In the space of a year our central defence has gone from a unit, viewed by many, as one capable of winning the league to one that should be broken up and sold as scrap and then back again, maybe not back to winning the league, or at least not this season, but certainly back to a point where people are not longer calling for Italian sounding defenders to be bought immediately to replace the out of sorts partnership of Toure and Gallas.
Where did it all go wrong and how was the turnaround achieved?
The obvious starting point was the Birmingham game, we all know what happened that day and the only curious thing that remains is how it still divides us. There are those who think that it was no way for a captain to behave and there are those, like myself, who sympathise, and view his behaviour as understandable, having just watched 6 months hard work go out the window.
This season started with high hopes, maybe one or two concerns about the mid-field which have turned out to be completely valid but as far as the defence was concerned, there seemed to be no reason why they wouldn’t continue at the same high standard as they left off at the previous season.

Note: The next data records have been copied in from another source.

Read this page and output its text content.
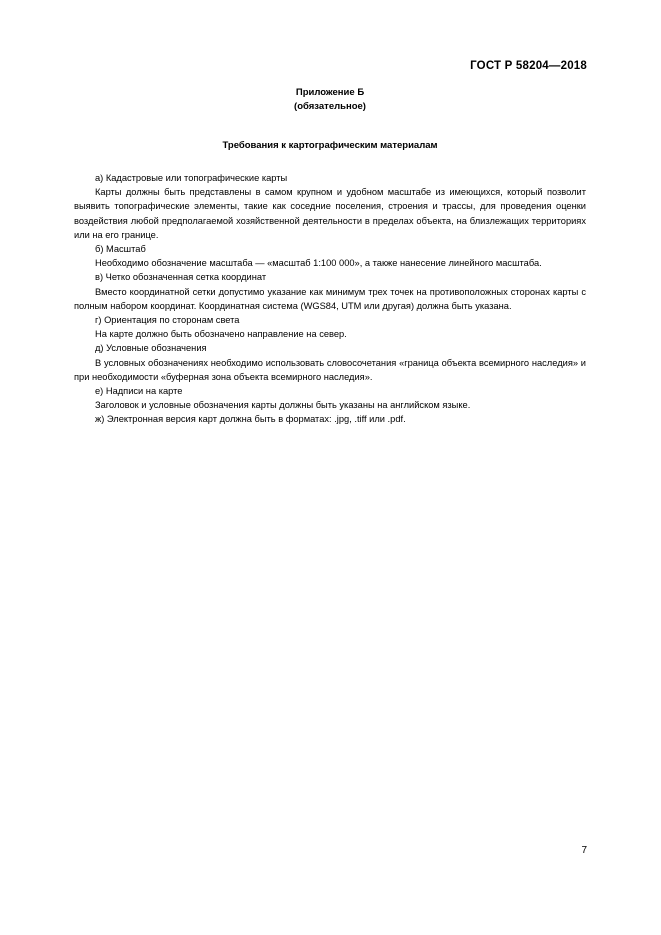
ГОСТ Р 58204—2018
Приложение Б
(обязательное)
Требования к картографическим материалам

а) Кадастровые или топографические карты

Карты должны быть представлены в самом крупном и удобном масштабе из имеющихся, который позволит выявить топографические элементы, такие как соседние поселения, строения и трассы, для проведения оценки воздействия любой предполагаемой хозяйственной деятельности в пределах объекта, на близлежащих территориях или на его границе.

б) Масштаб

Необходимо обозначение масштаба — «масштаб 1:100 000», а также нанесение линейного масштаба.

в) Четко обозначенная сетка координат

Вместо координатной сетки допустимо указание как минимум трех точек на противоположных сторонах карты с полным набором координат. Координатная система (WGS84, UTM или другая) должна быть указана.

г) Ориентация по сторонам света

На карте должно быть обозначено направление на север.

д) Условные обозначения

В условных обозначениях необходимо использовать словосочетания «граница объекта всемирного наследия» и при необходимости «буферная зона объекта всемирного наследия».

е) Надписи на карте

Заголовок и условные обозначения карты должны быть указаны на английском языке.

ж) Электронная версия карт должна быть в форматах: .jpg, .tiff или .pdf.

7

That was until we started leaking easy goals and dropping points: the finger of blame being pointed directly at Gallas and Toure. Everyone had a theory as to what had gone wrong and why the partnership was no longer working. They ranged from Toure not having shaken off a bout of malaria he had contracted in the close season to Gallas longing to return to France, although, probably the most common was that the two of them had got it in to their heads that they couldn’t play together.
What fascinates me is how Wenger went about solving the problem. He seems to have deconstructed the partnership, rebuilt each player’s confidence before finally reuniting them.
Relieving Gallas of the burden of captaincy was probably the obvious first step. The next step was to rebuild his confidence which he did quite easily by playing Silvestre next to him. It is obvious that they both have a great deal of respect for each other: a common language and the fact that Silvestre is left footed all helped. Gallas’s game started improving immediately; Silvestre wasn’t doing too badly either and a goal against spuds was an unexpected but welcome surprise.
Now I know that Silvestre is another player that divides us, there are those who will only ever see him as a manc b………d and will never accept him no matter what. And there are those, like myself, who see him simply as very experienced back up; an inexpensive insurance policy taken out by Wenger at the beginning of the season just in case both Toure and Gallas get injured at the same time. I mean, it’s not as if we signed Teddy Sheringham is it?
Toure’s confidence had plummeted; he had put on extra weight, things got so bad that he even put in a transfer request and there are some of us, and to my shame I include myself, who thought that it might be better if he left. Wenger solved this in a similar way but instead pairing him with Silvestre, Wenger chose Djourou. Toure was made captain; he was in charge; he knew exactly what he was doing and his game started improving.
The two pairs of Gallas and Silvestre and Toure and Djourou seemed to play alternate games building confidence every time they played until being reunited for West Ham at home on the 31st of January and it is worth emphasising that we have only conceded three goals since. The case for the defence rests…I know, I know, I just couldn’t resist it.